Butterfly Zone – Il senso della farfalla è il primo lungometraggio del regista Luciano Capponi, con cui si è aggiudicato il Premio Méliès come miglior film fantasy nell’edizione del 2009. Nel film si mescolano i tipici elementi del genere: mistero, magia, lotta fra il bene e il male e irrealtà.

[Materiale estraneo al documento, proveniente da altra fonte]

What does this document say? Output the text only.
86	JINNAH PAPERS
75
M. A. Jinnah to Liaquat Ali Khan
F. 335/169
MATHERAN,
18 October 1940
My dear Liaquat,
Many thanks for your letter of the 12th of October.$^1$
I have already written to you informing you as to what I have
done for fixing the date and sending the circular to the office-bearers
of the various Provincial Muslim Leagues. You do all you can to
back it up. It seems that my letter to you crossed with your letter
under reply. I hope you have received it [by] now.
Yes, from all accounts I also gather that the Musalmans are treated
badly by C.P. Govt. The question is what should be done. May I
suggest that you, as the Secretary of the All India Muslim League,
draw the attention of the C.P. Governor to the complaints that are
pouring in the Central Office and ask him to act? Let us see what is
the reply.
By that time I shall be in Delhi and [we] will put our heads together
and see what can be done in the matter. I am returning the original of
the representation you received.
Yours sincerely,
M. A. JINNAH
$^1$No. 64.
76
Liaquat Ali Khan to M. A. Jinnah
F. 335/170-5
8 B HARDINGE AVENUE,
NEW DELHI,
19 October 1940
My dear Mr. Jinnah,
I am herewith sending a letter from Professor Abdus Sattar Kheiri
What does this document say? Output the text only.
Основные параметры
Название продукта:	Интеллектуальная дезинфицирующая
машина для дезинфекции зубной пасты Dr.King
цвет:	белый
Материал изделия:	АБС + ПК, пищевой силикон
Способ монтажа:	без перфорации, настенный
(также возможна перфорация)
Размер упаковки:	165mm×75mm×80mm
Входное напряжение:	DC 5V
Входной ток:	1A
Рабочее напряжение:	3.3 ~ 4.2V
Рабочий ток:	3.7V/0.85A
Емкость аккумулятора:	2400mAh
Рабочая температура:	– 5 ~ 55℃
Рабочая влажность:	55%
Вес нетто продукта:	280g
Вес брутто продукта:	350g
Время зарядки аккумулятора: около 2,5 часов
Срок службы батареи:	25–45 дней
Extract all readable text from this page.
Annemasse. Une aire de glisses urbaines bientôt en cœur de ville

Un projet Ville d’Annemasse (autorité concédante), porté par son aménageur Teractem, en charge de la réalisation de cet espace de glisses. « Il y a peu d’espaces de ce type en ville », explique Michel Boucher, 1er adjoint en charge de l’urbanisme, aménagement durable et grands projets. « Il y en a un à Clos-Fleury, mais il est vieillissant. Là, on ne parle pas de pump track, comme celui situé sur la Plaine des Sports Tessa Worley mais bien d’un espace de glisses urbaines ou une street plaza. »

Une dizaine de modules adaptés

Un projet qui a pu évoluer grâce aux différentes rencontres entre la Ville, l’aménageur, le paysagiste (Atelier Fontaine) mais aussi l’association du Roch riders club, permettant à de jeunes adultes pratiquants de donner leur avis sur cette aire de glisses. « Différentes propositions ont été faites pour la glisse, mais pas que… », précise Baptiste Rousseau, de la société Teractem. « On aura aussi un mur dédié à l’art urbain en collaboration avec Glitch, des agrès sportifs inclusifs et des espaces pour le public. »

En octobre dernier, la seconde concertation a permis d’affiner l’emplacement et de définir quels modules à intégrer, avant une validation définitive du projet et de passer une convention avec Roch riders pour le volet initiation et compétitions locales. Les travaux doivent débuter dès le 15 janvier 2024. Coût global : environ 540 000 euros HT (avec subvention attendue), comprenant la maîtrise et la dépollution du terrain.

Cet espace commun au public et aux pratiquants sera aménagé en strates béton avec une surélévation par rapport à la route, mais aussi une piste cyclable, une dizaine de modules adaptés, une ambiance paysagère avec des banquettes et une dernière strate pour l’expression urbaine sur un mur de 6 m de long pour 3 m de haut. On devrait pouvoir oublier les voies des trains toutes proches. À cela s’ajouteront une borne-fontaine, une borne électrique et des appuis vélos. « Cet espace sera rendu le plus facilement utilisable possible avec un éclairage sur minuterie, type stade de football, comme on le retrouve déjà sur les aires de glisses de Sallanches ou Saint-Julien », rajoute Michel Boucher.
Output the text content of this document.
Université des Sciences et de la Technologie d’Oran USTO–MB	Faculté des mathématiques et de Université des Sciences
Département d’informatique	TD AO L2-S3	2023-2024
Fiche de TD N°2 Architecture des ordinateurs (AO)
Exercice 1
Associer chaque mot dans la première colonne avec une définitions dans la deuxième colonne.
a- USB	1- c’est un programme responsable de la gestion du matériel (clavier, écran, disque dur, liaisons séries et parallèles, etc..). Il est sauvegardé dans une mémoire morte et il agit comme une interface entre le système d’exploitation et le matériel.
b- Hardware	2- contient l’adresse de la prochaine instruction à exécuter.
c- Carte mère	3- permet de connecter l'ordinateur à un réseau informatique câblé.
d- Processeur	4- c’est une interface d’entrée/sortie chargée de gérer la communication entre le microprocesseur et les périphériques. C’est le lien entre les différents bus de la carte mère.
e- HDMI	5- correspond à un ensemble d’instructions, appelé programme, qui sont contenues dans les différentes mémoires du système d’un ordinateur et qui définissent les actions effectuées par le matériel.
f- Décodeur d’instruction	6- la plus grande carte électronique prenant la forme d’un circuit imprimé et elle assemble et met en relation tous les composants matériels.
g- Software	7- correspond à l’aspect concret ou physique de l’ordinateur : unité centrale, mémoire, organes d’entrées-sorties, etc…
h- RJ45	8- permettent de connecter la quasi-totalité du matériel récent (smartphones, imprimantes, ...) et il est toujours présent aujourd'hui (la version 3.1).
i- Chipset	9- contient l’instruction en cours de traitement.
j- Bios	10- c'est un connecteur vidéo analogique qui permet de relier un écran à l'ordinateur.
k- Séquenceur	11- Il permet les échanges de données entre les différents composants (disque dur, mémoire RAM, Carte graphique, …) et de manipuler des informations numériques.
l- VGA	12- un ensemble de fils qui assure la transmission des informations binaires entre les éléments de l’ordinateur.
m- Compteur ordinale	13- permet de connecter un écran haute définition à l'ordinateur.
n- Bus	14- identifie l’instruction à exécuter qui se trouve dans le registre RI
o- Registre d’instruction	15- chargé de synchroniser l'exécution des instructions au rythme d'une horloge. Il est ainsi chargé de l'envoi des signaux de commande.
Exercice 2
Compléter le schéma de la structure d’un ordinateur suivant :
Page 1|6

Tanto di cappello al coraggio di affrontare un genere a totale appannaggio degli angloamericani, ma il film crolla proprio sul senso di irreale che pervade la storia. Scrivere un fantasy non significa mettere insieme più elementi magici e fantastici per creare situazioni assurde, tenendo a mente come giustificazione che tanto è il genere stesso che ci permette diverse licenze poetiche. Guardando Butterfly Zone, si ha l’idea che vi siano troppe fila, che poi arrivano forzatamente alla conclusione. E cosa ancor più rilevante, manca una solida idea di base: il vino dell’aldilà può dare il giusto avvio, ma poi serve qualcosa di molto potente per mandare avanti un lungometraggio. Persino alcuni dialoghi risultano letteralmente assurdi, con sequenze troppo surreali, ingiustificabili e personaggi che sembrano tanto caratteristi privi di logica. Come termine di paragone ci si potrebbe soffermare su Harry Potter o il Signore degli anelli, o ripensare a La storia infinita: sceneggiature ben scritte, con dialoghi privi di hobbit, fate, o quant’altro, che parlano in maniera sconclusionata e senza logica, con sequenze concatenate da causa ed effetto. Un po’ commedia, un po’ dramma, un po’ thriller, Capponi gioca coi dialoghi per alternare momenti di suspence a quelli più satirici, senza mai amalgamarli alla perfezione. La regia, invece, punta sui giochi fra colori e sfumature in seppia: l’aldilà è sbiadito, quasi incolore, mentre l’aldiquà è saturo di sapori e sfumature. Apprezzabile metafora, che tanto ricorda le scelte stilistiche di Tim Burton.
Gli attori giocano bene le loro carte. Pietro Ragusa e Francesco Martino, in alcune scene non riescono ad entrare nel mood, ma comunque portano a casa una buona prova. La sorpresa è Francesco Salvi: bravo, decisamente. C’è persino la bella Barbara Bouchet qui in veste di cattiva baffuta.
Per alcuni Butterfly Zone sarà la conferma che gli italiani ancora non sono in grado di girare fantasy, per altri l’inizio di una strada da provare e riprovare a percorrere. Per curiosità, e perché no, con l’intento di aiutare chi vuole far altro nel cinema italiano, si potrebbe comunque vederlo.